House debates

Monday, 3 June 2013

Private Members' Business

Reform Agenda for Older Australians

7:36 pm

Photo of Paul FletcherPaul Fletcher (Bradfield, Liberal Party) Share this | Hansard source

I am very pleased to speak on this motion regarding the government's reform agenda for older Australians. Aged care is an issue that affects all of us. We may have parents or other older relatives and friends needing aged care, either now or prospectively, or we may ourselves be at a stage of life where we need such care, either in our own home or in an aged-care facility.

I want to speak for a moment about the many fine retirement villages and aged-care facilities in my electorate of Bradfield. Just in the last few months I have had the opportunity of visiting Fernbank Retirement Village in St Ives, Christophorous House retirement village in Hornsby, the BUPA retirement village in Roseville, KOPWA aged care in Roseville, which stands for the Ku-ring-gai Old People's Welfare Association but now is just KOPWA, the Presbyterian Aged Care Northern Sydney Community Care Service, the Adventist Retirement Village in Normanhurst, the Southern Cross Residential Care Retirement Village in North Turramurra and the Rohini retirement village in Turramurra.

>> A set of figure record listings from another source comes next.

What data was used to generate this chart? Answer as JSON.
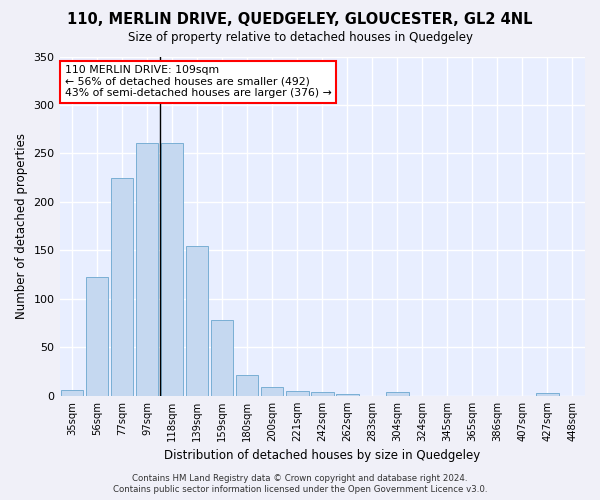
{
  "title": "110, MERLIN DRIVE, QUEDGELEY, GLOUCESTER, GL2 4NL",
  "subtitle": "Size of property relative to detached houses in Quedgeley",
  "xlabel": "Distribution of detached houses by size in Quedgeley",
  "ylabel": "Number of detached properties",
  "bar_color": "#c5d8f0",
  "bar_edge_color": "#7aafd4",
  "background_color": "#e8eeff",
  "grid_color": "#ffffff",
  "fig_background": "#f0f0f8",
  "categories": [
    "35sqm",
    "56sqm",
    "77sqm",
    "97sqm",
    "118sqm",
    "139sqm",
    "159sqm",
    "180sqm",
    "200sqm",
    "221sqm",
    "242sqm",
    "262sqm",
    "283sqm",
    "304sqm",
    "324sqm",
    "345sqm",
    "365sqm",
    "386sqm",
    "407sqm",
    "427sqm",
    "448sqm"
  ],
  "values": [
    6,
    123,
    225,
    261,
    261,
    155,
    78,
    22,
    9,
    5,
    4,
    2,
    0,
    4,
    0,
    0,
    0,
    0,
    0,
    3,
    0
  ],
  "ylim": [
    0,
    350
  ],
  "yticks": [
    0,
    50,
    100,
    150,
    200,
    250,
    300,
    350
  ],
  "property_bar_index": 4,
  "vline_x": 3.5,
  "annotation_text_line1": "110 MERLIN DRIVE: 109sqm",
  "annotation_text_line2": "← 56% of detached houses are smaller (492)",
  "annotation_text_line3": "43% of semi-detached houses are larger (376) →",
  "footer_line1": "Contains HM Land Registry data © Crown copyright and database right 2024.",
  "footer_line2": "Contains public sector information licensed under the Open Government Licence v3.0."
}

I regularly find myself very impressed by the quality of the facilities I visit—the caring staff, the cleanliness, the high physical standards and the facilities—but achieving this outcome is not easy. I regularly hear from those who operate aged-care facilities in my electorate about the difficulties they are facing in maintaining the economic viability of those facilities.

This motion before the House this evening speaks in glowing terms about the current government's enormous investment in aged care, an investment that was purportedly manifested in the Living Longer Living Better package announced in April 2012. But it very soon became clear, after that package was announced, that its immediate effect was in fact to reduce funding to many aged-care facilities; indeed, there was a total reduction of $1.6 billion in the aged-care funding instrument. I received many complaints—as did many other coalition members—about the fact that the government sought to achieve savings of $500 million from this instrument in one year, starting from 1 July 2012. One local aged-care provider had this to say, in response to the statement in the minister's press release of April last year that the new package would 'set stricter standards, with greater oversight of aged care' in a letter he wrote to me:

The aged-care industry is one of the most highly regulated industries in Australia. The requirement to meet the four accreditation standards and 44 outcomes, with two annual audits and a major one every three years, and with numerous regulations and requirements of all kinds, begs the question: why even more scrutiny? What is prompting these kinds of statements?

The frustration which is evident in that letter speaks volumes for the mismatch between the approach that this government has taken and what is likely to be required to solve the difficulties that, we all agree, are facing the aged-care sector. There is a significant constraint on the availability of places in aged-care facilities where Australians of older years can go, to receive the care that they rightly expect and that we would all want them to have and that we would all want for ourselves when we come to that stage of life.

Let me quote from a letter I received from the major aged-care provider Bupa, which has a number of facilities around Australia including a facility at Roseville in my electorate, which I visited last year. Bupa had this to say:

In our view the Living Longer Living Better reform package ... largely ignored the Productivity Commission's recommendation for a personalised care entitlement system that would enable improved customer choice and flexibility. We believe our Older Australians and their families should be able to pick and choose where they receive their care. We therefore urge the Government to proceed with a single entitlement based funding system and to start this process of reform now; not 5 years hence as suggested.

The reality is despite the glowing assessment of this current government's approach to aged care, which is implicit in the words of the motion before the House this evening, the reality is that in this area as in so many others this Rudd-Gillard government has made sweeping promises in relation to reform of aged care. But in fact, the reality has fallen troublingly short of those bold promises. By contrast, the coalition has a clear plan for the aged-care sector, which has been well articulated by our spokesperson, Senator Concetta Fierravanti-Wells. We intend to establish a four-year aged-care provider agreement to deliver vital certainty in this sector.